Currently, Asia accounts for 60% of the world’s diabetic population. Compared with Western populations, Asians develop diabetes, at lower body weights, and at much higher rates given the same amount of weight gain (26, 27).

Possible factors contribute to accelerated diabetes epidemic in Asian countries can be described as the “normal-weight metabolically obese” phenotype, high prevalence of smoking and alcohol use, high intake of refined carbohydrates, and dramatic decrease of physical activity levels (7).

We also showed dependency of the age-specific DM prevalence on the development level of countries. A study to determine the effect of income on type 2 diabetes showed that after controlling for age, having a household income of $29,999 per year was associated with the type 2 diabetes prevalence (28). In addition, DM was regarded as a health problem in middle-aged living in low or medium developed countries, and elderlies living in high developed countries.
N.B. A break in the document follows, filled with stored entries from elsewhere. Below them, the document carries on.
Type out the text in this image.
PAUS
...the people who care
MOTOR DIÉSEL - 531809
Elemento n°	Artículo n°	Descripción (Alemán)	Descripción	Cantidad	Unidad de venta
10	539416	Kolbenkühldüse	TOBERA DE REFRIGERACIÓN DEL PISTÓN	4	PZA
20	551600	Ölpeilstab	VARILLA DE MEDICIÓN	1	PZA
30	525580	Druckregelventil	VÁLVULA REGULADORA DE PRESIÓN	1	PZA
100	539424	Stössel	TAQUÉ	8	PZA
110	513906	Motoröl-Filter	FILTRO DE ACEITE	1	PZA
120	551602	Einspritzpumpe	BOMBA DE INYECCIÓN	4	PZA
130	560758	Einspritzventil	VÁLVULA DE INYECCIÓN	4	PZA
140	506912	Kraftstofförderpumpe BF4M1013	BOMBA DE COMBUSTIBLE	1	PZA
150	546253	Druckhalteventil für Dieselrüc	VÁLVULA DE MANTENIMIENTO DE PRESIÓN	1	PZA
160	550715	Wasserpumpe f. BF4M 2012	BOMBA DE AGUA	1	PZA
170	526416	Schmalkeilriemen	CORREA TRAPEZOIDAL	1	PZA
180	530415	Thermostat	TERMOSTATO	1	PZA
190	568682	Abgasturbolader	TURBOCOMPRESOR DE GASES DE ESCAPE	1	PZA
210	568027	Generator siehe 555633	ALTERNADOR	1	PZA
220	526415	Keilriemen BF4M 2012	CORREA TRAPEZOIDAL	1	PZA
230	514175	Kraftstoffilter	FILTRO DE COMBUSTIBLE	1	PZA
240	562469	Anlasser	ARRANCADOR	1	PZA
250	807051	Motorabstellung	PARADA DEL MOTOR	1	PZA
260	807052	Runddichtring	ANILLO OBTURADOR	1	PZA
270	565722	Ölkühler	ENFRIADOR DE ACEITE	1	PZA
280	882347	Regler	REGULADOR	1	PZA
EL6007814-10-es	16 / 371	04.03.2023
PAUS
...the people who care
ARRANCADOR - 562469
This finding is acknowledged by previous studies reporting that unlike industrialized countries, where the highest number of people with diabetes will be in the oldest age groups. Diabetes Mellitus is a health problem of 45 - 64 years old in developing countries such as Asia (6, 29, 30). Many of the large number of people becoming diabetic in middle age will experience its chronic complications during their working lives. Therefore, prevention of diabetes in developing world has a huge impact on future therapeutic costs (31).

Diabetes has several specific characteristics: (i) its common risk factors (unhealthy diets, physical inactivity and harmful alcohol use) are potentially amenable to behavioral modification; (ii) it is detectable using simple tests and managed in primary-care settings in low-income countries (32); and (iii) it is the focus of efforts to ensure greater prioritization of non-communicable diseases (NCDs) on the global research agenda (23). Translating these findings into practice, however, requires fundamental changes in public policies, and health systems (7).

Appropriate glycemic control requires that the patient perceives the disease. Poverty and lower levels of education in non-industrialized countries are potential obstacles for that perception (33). Therefore, curbing the escalating diabetes epidemic, primary prevention through promotion of a healthy diet and lifestyle should be a global public policy priority regardless of the level of county income or development (7).

Our study had several limitations. In this ecological study, the global data from 161 countries were used. Hence, the aggregated data could not be any individual-level interpretation and may cause the ecological fallacy. In addition, we had no information about other factors affecting diabetes such as nutrition, which this factor varies among and between countries. This issue may affect the result and the findings should be warily interpreted. Despite the limitations, our results provide important evidence on the relationship between DM and HDI worldwide.

5.1. Conclusions

The pandemic of diabetes is a major public health problem around the world, mostly in the countries with high and very high HDI. In addition, the prevalence of diabetes is associated with population pyramid and the income level of countries. Knowledge of national and regional rates of diabetes and associated factors can help policymakers to optimize diabetes control in countries with limited resources.